Erol Büyükburç hayatının en acı olaylarından birini 1999 yılında yaşadı. Türkan Türker ile beraberliğinden olan kızı Ajlan Büyükburç, 22 Temmuz 1999'da, Muğla'nın Fethiye ilçesi yakınlarında sabah saatlerinde geçirdiği trafik kazası sonucu henüz 29 yaşında yaşamını yitirdi.
Babası gibi müzisyen olan Ajlan, ehliyetini kazadan sadece üç gün önce almıştı. Görgü tanıklarının ifadesine göre olay, Ajlan Büyükburç'un önüne çıkan virajı hızla döndükten sonra yol ayrımında paniğe kapılıp frene basması ile meydana gelmişti.
Anayoldan çıkıp stabilize yola giren otomobil, üç takla attıktan sonra da park halindeki bir traktöre çarpmıştı. Olay yerinde hayatını kaybeden genç sanatçı, İstanbul Mihrimah Sultan Mezarlığı'nda toprağa verilmişti.

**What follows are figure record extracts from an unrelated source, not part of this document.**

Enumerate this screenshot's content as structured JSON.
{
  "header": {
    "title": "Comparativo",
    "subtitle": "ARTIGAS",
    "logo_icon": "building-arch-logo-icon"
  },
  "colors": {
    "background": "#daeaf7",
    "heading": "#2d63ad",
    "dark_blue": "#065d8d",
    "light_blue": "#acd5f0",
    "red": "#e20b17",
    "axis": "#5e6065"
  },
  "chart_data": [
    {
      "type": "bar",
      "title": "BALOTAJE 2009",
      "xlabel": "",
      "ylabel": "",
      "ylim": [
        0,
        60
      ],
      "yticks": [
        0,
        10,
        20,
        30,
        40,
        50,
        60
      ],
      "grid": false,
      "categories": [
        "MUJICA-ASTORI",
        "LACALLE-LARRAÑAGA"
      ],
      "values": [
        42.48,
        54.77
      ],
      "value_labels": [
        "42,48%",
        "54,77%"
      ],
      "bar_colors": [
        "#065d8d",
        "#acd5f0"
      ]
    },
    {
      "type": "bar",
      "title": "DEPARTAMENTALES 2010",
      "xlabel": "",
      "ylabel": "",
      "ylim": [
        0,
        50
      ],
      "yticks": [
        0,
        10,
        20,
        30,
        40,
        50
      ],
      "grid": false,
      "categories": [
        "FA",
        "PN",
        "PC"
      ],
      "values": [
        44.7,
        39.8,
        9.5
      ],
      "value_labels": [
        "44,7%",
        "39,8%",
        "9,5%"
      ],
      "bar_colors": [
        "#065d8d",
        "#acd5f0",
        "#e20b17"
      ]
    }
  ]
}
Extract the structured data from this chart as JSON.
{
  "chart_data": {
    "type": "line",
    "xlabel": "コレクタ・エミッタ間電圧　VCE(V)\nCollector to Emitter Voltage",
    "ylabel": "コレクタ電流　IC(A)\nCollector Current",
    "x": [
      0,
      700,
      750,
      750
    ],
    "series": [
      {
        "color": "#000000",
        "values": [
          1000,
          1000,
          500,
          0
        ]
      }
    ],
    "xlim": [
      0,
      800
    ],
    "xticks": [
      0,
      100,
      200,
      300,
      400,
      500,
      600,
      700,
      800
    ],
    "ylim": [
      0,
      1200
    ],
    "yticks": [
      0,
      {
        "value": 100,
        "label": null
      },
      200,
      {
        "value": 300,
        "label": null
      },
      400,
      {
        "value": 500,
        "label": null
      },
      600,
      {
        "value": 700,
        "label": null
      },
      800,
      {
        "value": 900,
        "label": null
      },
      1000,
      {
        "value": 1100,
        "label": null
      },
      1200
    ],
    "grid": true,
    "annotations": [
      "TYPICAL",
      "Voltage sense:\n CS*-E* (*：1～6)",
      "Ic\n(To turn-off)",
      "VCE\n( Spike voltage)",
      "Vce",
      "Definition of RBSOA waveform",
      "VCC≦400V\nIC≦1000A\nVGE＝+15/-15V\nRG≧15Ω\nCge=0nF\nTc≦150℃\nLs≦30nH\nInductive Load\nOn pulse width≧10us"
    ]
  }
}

EVLAT ACISINI BÖYLE ANLATMIŞTI
Kanaltürk'de yayınlanan "2.Sayfa" programına konuk olan Erol Büyükburç merhum kızı Ajlan Büyükburç'tan bahsedince gözyaşlarına boğulmuştu.
1999 yılında trafik kazası geçirip, yaşamını yitiren şarkıcı kızı Ajlan'a otomobil kullanmaması konusunda uyardığını belirten Büyükburç sözlerine şöyle konuşmuştu: "Ajlan'a 8 yaşında caz dersleri veriyordum, şarkılar dinlettiyordum. Tam o sırada Ajlan'ın sadece bana sabit bir şekilde baktığını farkettim, hiç reaksiyon vermiyordu. Sonra annesi Türkan Hanım'a döndüm "Ne oldu" diye sordum. Annesi de "Ajlan şu anda uyuyor" dedi. İrkildim ve annesine "Sakın bu çocuğa araba almayacaksın" dedim. Annesi de yıllarca onu özel arabayla taşıdı. Ama Ajlan araba almayı kafaya taktı ve aldı. Duyunca hemen Ajlan'ı aradım "Aman kızım kendine dikkat et, emniyet kemeri tak, yavaş araba kullan" dedim. Sonra bu üzücü haberi duydum, yıkıldım. Zaten öldüğünü hissettim, içimde bir şey koptu, bittim. Neden bilmiyorum ama sevdiklerimi kaybedeceğim zaman bunu daha önceden hissediyorum. Habercilerim bana bunu iletiyor. Mesela geçen yıl kaybettiğim ablamın evinde siyah bir örümcek gördüm. 'Allah biri ölecek' dedim ve ablamı kaybettim.
ÖLÜLERİ GÖRÜYORUM
Ünlü şarkıcı sözlerini söyle sürdürdü "Kızımı, ablamı, annemi, arkadaşlarımı kaybettim daha genç yaşımdayken. Onları görmüyordum ama artık birebir onları görüyorum, konuşuyorum. Oturduğum zaman dalıyorum ve hepsi karşıma çıkıyor, inanamazsınız. Onları görünce tutamıyorum kendimi ağlıyorum. Onları bir yerde oturtmak istiyorum, tutmak istiyorum, öpmek istiyorum ama olmuyor. Orada çok kötü bir çukura düşüyorum. Allah onları görebilme yeteneğini verdi aynı zamanda buna dayanabilme sabrını da verdi. Onları çok özlüyorum, özlememek mümkün değil. Ben ailemi çok sevdim. Çocuklarımı, annemi, ablamı, arkadaşlarımı çok özlüyorum. Sadece ben değil herkes kaybettiklerini özlüyordur, ağlıyordur."